Today’s Gospel passage from Mk 7 relates a somewhat unusual healing of Jesus. However, we realize that the gospel healing miracles, or “mighty works” as Jesus called them, are all unusual in the sense that no two are the same. Sometimes Jesus simply tells the person to stand, as with the paralyzed man lowered to him through the roof and the man at the pool of Bethsaida (or Bethesda, not the town of Bethsaida), or to stretch out their hand as he told the man with the withered hand in the synagogue. Other times he says simply that their faith has saved them as he told Bartimaeus in Jericho when he restored his vision. Other times a person need only touch his robe, as with the woman with the hemorrhage. Still others occur without the sick person even being there, as with the Roman centurion’s servant and the Syrophoenician woman’s daughter. One healing occurs after the sick have left him when Jesus told the ten lepers to go and show themselves to the priests and on the way, they found themselves healed. All the healing stories of Jesus in the gospel accounts are unique.
But today’s healing account is very much like two others in the gospels. The second occurs shortly after this in Mark 8:22-26 when Jesus restores the sight of the blind man in the town of Bethsaida. That healing is the most unusual in all the gospels in that Jesus had to anoint the man’s eyes twice before he could see completely. Finally, in John 9 there is the man who was born blind. All three of these healings share the detail of the Lord using his own saliva to anoint the men seeking healing. The two in Mark also share that Jesus took both men away from the crowds before he healed them.
What makes today’s passage very different from the other two that share the detail of anointing with the Lord’s spittle, is Jesus looking up to heaven and emitting a “deep sigh” (or groan, in our translation) and saying the Aramaic word Ephphatha, followed immediately by the evangelist supplying its meaning, “be opened!” It is the only time that word is used in the gospels, a word from the Lord’s own language (other times Jesus spoke Aramaic in the gospels are his “Eli eli lema sabachthani” from the cross and “Talitha koum” when he raised the daughter of Jairus in Mk 5). Surely, this is the most intimate healing account we have in all the gospels.
Many modern Protestant theologians, in what is known as “Liberal Theology,” contend that the healing miracles of Jesus as described in the gospels are at best metaphors or a way the evangelists used to describe Jesus’ effect on people. But I very much believe they are describing what actually occurred. Why else would there be such a variety and why are the gospels so full of them? Both Mark and John say that Jesus performed many other healings not explicitly recorded in the gospels. I’m certain that every one of those healed people spoke of nothing else except that day with everyone they ever met for the rest of their lives. What a crowd of witnesses they must have been! Their stories must have led so many to believe in Christ in those early apostolic times.

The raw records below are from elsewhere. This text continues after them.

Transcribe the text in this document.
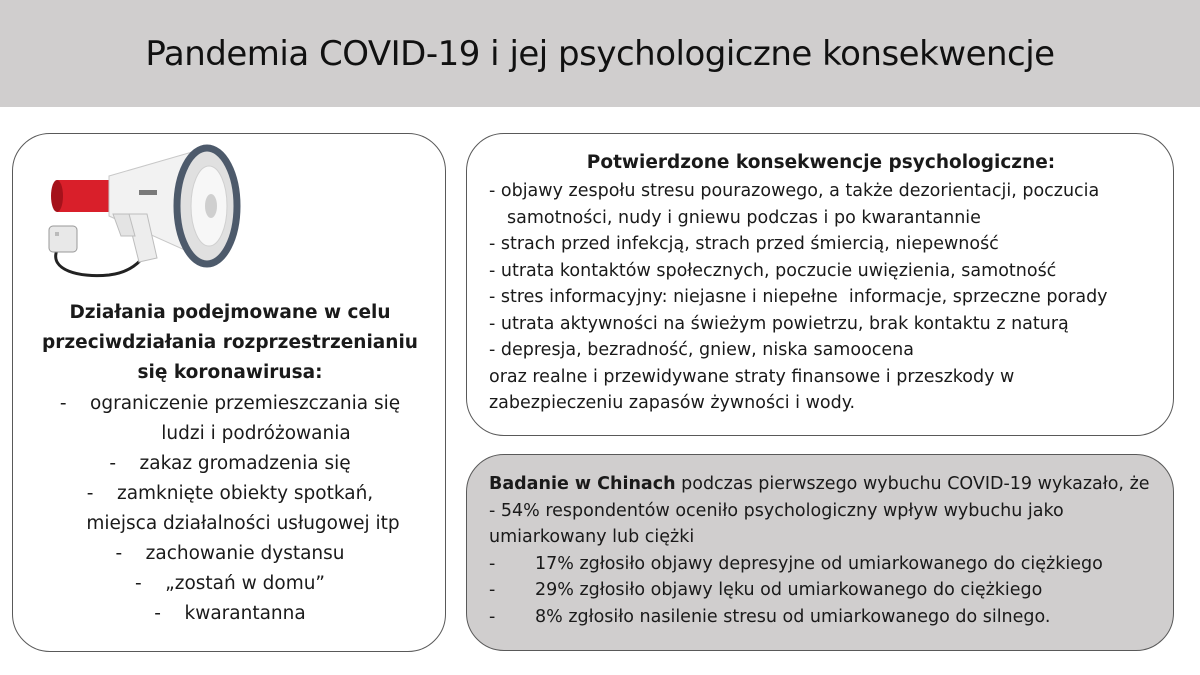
Pandemia COVID-19 i jej psychologiczne konsekwencje
Działania podejmowane w celu
przeciwdziałania rozprzestrzenianiu
się koronawirusa:
-    ograniczenie przemieszczania się
ludzi i podróżowania
-    zakaz gromadzenia się
-    zamknięte obiekty spotkań,
miejsca działalności usługowej itp
-    zachowanie dystansu
-    „zostań w domu”
-    kwarantanna
Potwierdzone konsekwencje psychologiczne:
- objawy zespołu stresu pourazowego, a także dezorientacji, poczucia
samotności, nudy i gniewu podczas i po kwarantannie
- strach przed infekcją, strach przed śmiercią, niepewność
- utrata kontaktów społecznych, poczucie uwięzienia, samotność
- stres informacyjny: niejasne i niepełne  informacje, sprzeczne porady
- utrata aktywności na świeżym powietrzu, brak kontaktu z naturą
- depresja, bezradność, gniew, niska samoocena
oraz realne i przewidywane straty finansowe i przeszkody w
zabezpieczeniu zapasów żywności i wody.

Badanie w Chinach podczas pierwszego wybuchu COVID-19 wykazało, że

- 54% respondentów oceniło psychologiczny wpływ wybuchu jako

umiarkowany lub ciężki

-	17% zgłosiło objawy depresyjne od umiarkowanego do ciężkiego
-	29% zgłosiło objawy lęku od umiarkowanego do ciężkiego
-	8% zgłosiło nasilenie stresu od umiarkowanego do silnego.
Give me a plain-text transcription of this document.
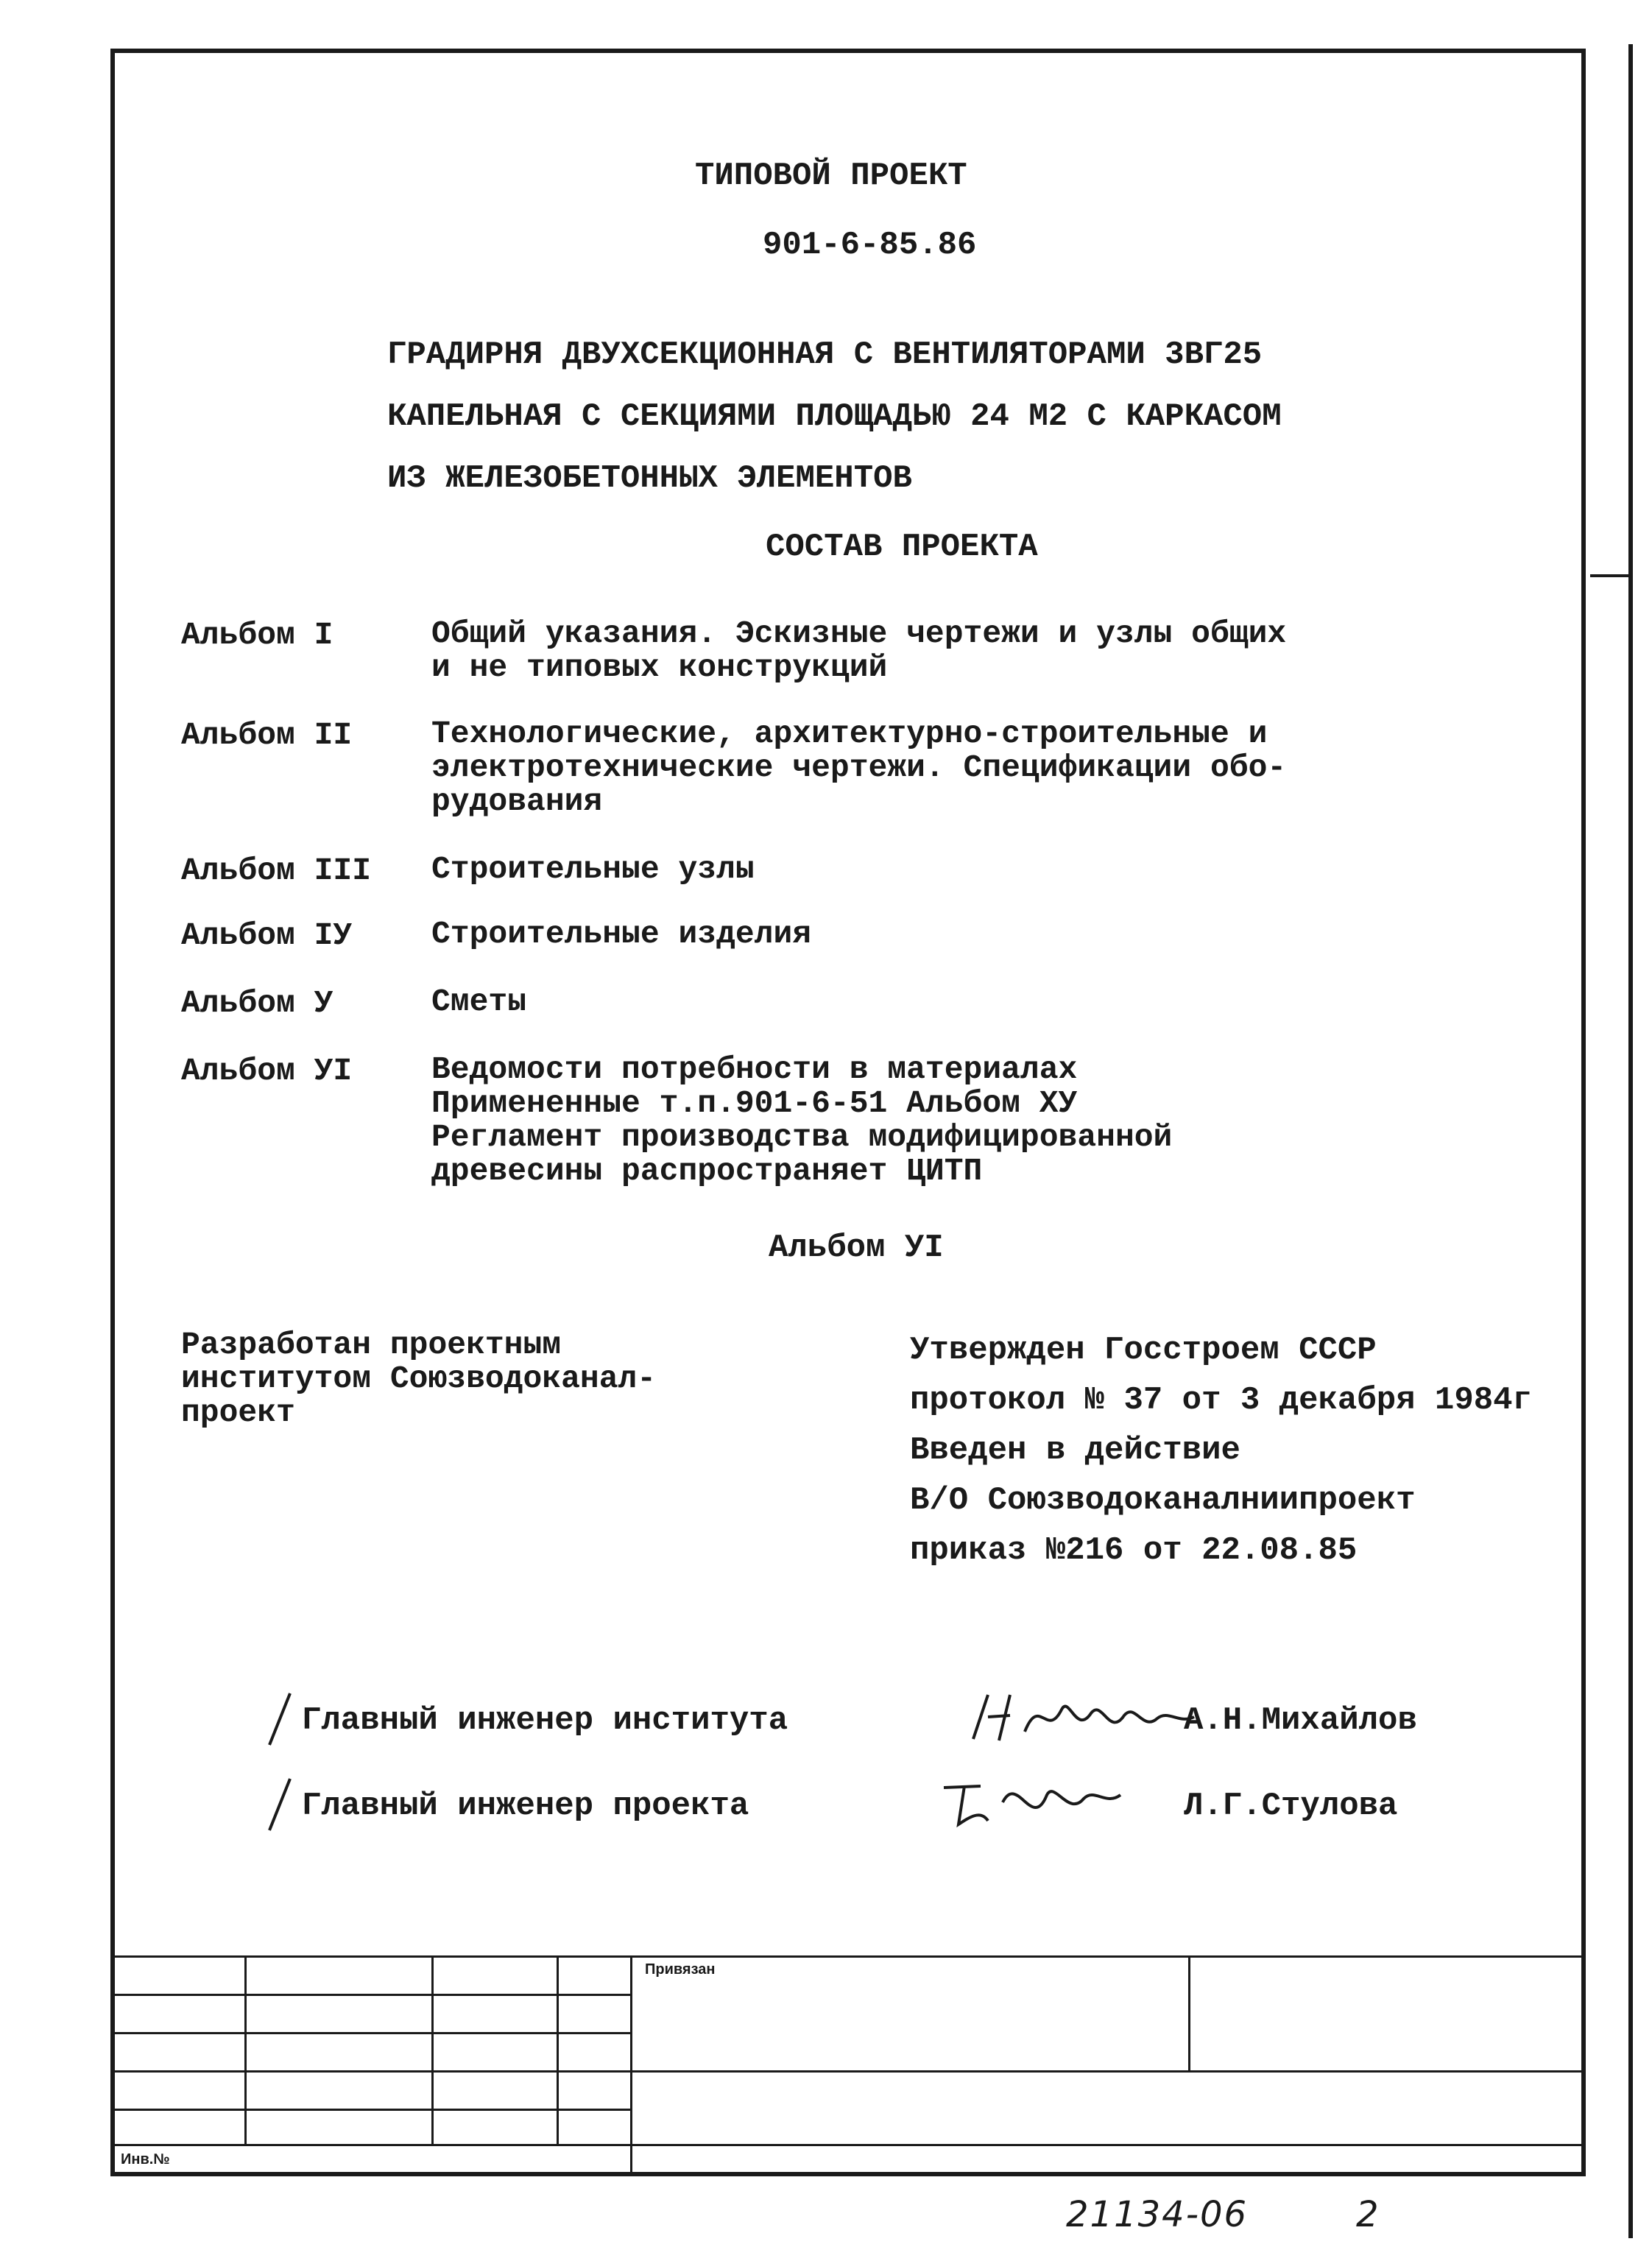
ТИПОВОЙ ПРОЕКТ
901-6-85.86
ГРАДИРНЯ ДВУХСЕКЦИОННАЯ С ВЕНТИЛЯТОРАМИ 3ВГ25
КАПЕЛЬНАЯ С СЕКЦИЯМИ ПЛОЩАДЬЮ 24 М2 С КАРКАСОМ
ИЗ ЖЕЛЕЗОБЕТОННЫХ ЭЛЕМЕНТОВ
СОСТАВ ПРОЕКТА
Альбом I	Общий указания. Эскизные чертежи и узлы общих
и не типовых конструкций
Альбом II	Технологические, архитектурно-строительные и
электротехнические чертежи. Спецификации обо-
рудования
Альбом III	Строительные узлы
Альбом IУ	Строительные изделия
Альбом У	Сметы
Альбом УI	Ведомости потребности в материалах
Примененные т.п.901-6-51 Альбом ХУ
Регламент производства модифицированной
древесины распространяет ЦИТП
Альбом УI
Разработан проектным
институтом Союзводоканал-
проект
Утвержден Госстроем СССР
протокол № 37 от 3 декабря 1984г
Введен в действие
В/О Союзводоканалниипроект
приказ №216 от 22.08.85
Главный инженер института	А.Н.Михайлов
Главный инженер проекта	Л.Г.Стулова
Привязан
Инв.№
21134-06	2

Jesus still continually heals today but only very rarely physically. The healing of Jesus available to all of us now is Christ’s power to heal our hearts. That is what we ought to pray for when we encounter illness and physical distress. If our hearts were healed of fear and dread, if we could be released from anger, judgement and pride and meekly come to accept everything in the joy of the Spirit, not bemoaning our suffering or loss but rather using it as a witness to others to what true faith can bear gladly with Christ, it would affect others as powerfully as the blind being given sight or the deaf hearing. For if your hearts are healed and surrendered to God’s love and will, everything becomes joy no matter what. Meeting illness, suffering and even death with God given joy is a witness very few can resist. Why do we pray for miracles of bodily healing, which is ultimately somewhat selfish and fear based, when by accepting everything with the peace, joy and love of Christ would actually be the very greatest healing of all? And it is available to all of us if we would only truly believe it and seek it with all our hearts. “Courage daughter! Your faith has made you well!”